Data are collected by a team of digital surveillance experts and undergo many quality assurance tests. After data are collected, they are independently verified by at least one additional analyst. The data also pass an automated validation program to ensure data consistency and integrity.
NonCommercial Use License
Creative Commons License Attribution-NonCommercial-ShareAlike 3.0 Unported (CC BY-NC-SA 3.0)
This is a human-readable summary of the Legal Code.
You are free:
to Share — to copy, distribute and transmit the work
to Remix — to adapt the work
Under the following conditions:
Attribution — You must attribute the work in the manner specified by the author or licensor (but not in any way that suggests that they endorse you or your use of the work).
Noncommercial — You may not use this work for commercial purposes.
Share Alike — If you alter, transform, or build upon this work, you may distribute the resulting work only under the same or similar license to this one.
With the understanding that:
Waiver — Any of the above conditions can be waived if you get permission from the copyright holder.
Public Domain — Where the work or any of its elements is in the public domain under applicable law, that status is in no way affected by the license.
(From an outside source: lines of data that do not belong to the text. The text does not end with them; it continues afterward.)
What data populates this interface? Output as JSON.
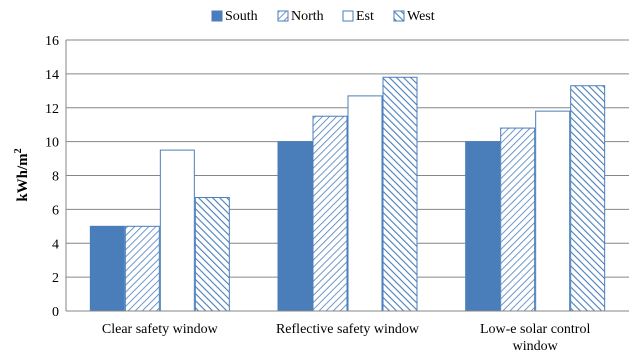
{
  "chart_data": {
    "type": "bar",
    "title": "",
    "xlabel": "",
    "ylabel": "kWh/m",
    "ylabel_superscript": "2",
    "ylim": [
      0,
      16
    ],
    "yticks": [
      0,
      2,
      4,
      6,
      8,
      10,
      12,
      14,
      16
    ],
    "grid": true,
    "legend_position": "top",
    "categories": [
      [
        "Clear safety window"
      ],
      [
        "Reflective safety window"
      ],
      [
        "Low-e solar control",
        "window"
      ]
    ],
    "series": [
      {
        "name": "South",
        "style": "solid",
        "color": "#4a7ebb",
        "values": [
          5.0,
          10.0,
          10.0
        ]
      },
      {
        "name": "North",
        "style": "hatch-fwd",
        "color": "#4a7ebb",
        "values": [
          5.0,
          11.5,
          10.8
        ]
      },
      {
        "name": "Est",
        "style": "white",
        "color": "#4a7ebb",
        "values": [
          9.5,
          12.7,
          11.8
        ]
      },
      {
        "name": "West",
        "style": "hatch-back",
        "color": "#4a7ebb",
        "values": [
          6.7,
          13.8,
          13.3
        ]
      }
    ]
  }
}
Other Rights — In no way are any of the following rights affected by the license:
Your fair dealing or fair use rights, or other applicable copyright exceptions and limitations;
The author's moral rights;
Rights other persons may have either in the work itself or in how the work is used, such as publicity or privacy rights.
Notice — For any reuse or distribution, you must make clear to others the license terms of this work. The best way to do this is with a link to this web page.
For details and the full license text, see http://creativecommons.org/licenses/by-nc-sa/3.0/
Metabiota shall in no event be liable for any decision taken by the user based on the data made available. Under no circumstances, shall Metabiota be liable for any damages (whatsoever) arising out of the use or inability to use the database. The entire risk arising out of the use of the database remains with the user.